Isoxsuprine (used as isoxsuprine hydrochloride) is a drug used as a vasodilator in humans (under the trade name Duvadilan) and equines. Isoxsuprine is a β2 adrenoreceptor agonist that causes direct relaxation of uterine and vascular smooth muscle via β2 receptors. Isoxsuprine it is used in humans for treatment of premature labor, i.e. a tocolytic, and as a vasodilator for the treatment of cerebral vascular insufficiency, Raynaud's phenomenon, and other conditions. Isoxsuprine may increase the heart rate, cause changes in blood pressure, and irritate the GI tract. It should, therefore, be used with caution if combined with other drugs that affect blood pressure, such as sedatives and anesthetic drugs. Isoxsuprine is most commonly used to treat hoof-related problems in the horse, most commonly for laminitis and navicular disease, as its effects as a vasodilator are thought to increase circulation within the hoof to help counteract the problems associated with these conditions.

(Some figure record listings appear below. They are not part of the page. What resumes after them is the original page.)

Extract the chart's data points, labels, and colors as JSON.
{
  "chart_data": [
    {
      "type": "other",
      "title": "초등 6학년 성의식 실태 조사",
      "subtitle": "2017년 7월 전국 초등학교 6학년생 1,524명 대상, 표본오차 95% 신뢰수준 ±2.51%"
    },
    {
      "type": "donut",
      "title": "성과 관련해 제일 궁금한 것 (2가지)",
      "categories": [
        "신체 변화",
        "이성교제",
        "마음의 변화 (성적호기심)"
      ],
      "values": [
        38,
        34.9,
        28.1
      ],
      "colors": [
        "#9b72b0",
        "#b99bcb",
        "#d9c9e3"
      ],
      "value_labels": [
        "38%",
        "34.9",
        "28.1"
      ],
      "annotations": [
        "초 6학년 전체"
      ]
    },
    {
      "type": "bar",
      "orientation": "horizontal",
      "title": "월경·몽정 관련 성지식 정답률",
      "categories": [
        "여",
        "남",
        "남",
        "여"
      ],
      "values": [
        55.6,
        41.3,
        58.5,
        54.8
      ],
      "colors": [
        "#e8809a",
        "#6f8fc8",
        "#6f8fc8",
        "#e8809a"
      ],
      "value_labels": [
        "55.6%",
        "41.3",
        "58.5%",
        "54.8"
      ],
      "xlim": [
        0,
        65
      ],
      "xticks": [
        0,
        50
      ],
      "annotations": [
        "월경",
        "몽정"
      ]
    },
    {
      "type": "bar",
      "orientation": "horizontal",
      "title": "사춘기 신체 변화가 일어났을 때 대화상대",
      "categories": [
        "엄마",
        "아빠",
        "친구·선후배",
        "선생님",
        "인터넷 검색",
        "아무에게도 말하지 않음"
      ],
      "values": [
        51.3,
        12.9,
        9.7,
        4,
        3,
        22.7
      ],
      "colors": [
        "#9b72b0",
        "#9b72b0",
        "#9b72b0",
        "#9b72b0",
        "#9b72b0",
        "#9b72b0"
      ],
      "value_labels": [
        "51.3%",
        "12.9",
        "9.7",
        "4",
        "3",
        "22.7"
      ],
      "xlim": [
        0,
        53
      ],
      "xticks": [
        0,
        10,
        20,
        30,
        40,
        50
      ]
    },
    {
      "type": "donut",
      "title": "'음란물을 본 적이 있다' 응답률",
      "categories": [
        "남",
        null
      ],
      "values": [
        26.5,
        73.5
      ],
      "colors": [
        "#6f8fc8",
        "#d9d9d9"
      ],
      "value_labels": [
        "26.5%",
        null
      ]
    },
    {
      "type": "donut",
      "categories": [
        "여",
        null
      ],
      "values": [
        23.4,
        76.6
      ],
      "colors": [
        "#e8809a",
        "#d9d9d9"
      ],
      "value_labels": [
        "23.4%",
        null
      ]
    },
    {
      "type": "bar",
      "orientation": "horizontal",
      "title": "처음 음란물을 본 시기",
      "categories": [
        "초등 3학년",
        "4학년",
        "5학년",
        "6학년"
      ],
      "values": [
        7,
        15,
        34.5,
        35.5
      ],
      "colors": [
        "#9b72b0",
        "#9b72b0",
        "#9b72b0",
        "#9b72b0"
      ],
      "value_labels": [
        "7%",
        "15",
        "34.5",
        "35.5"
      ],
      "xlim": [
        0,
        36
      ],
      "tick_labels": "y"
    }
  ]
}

Cyclandelate is a vasodilator developed for the treatment of cardiovascular diseases. The drug was used in many countries for such diseases as intermittent claudication, arteriosclerosis obliterans, thrombophlebitis, nocturnal leg cramps, local frostbite, Raynaud's phenomenon. In the USA it was also approved for intermittent claudication and cognitive dysfunction in Alzheimer's disease under the name Cyclospasmol. Cyclandelate exerts its effect by blocking calcium channels and inhibiting smooth muscles contration. Cyclandelate was withdrawn from the market in the USA for lack of effectiveness.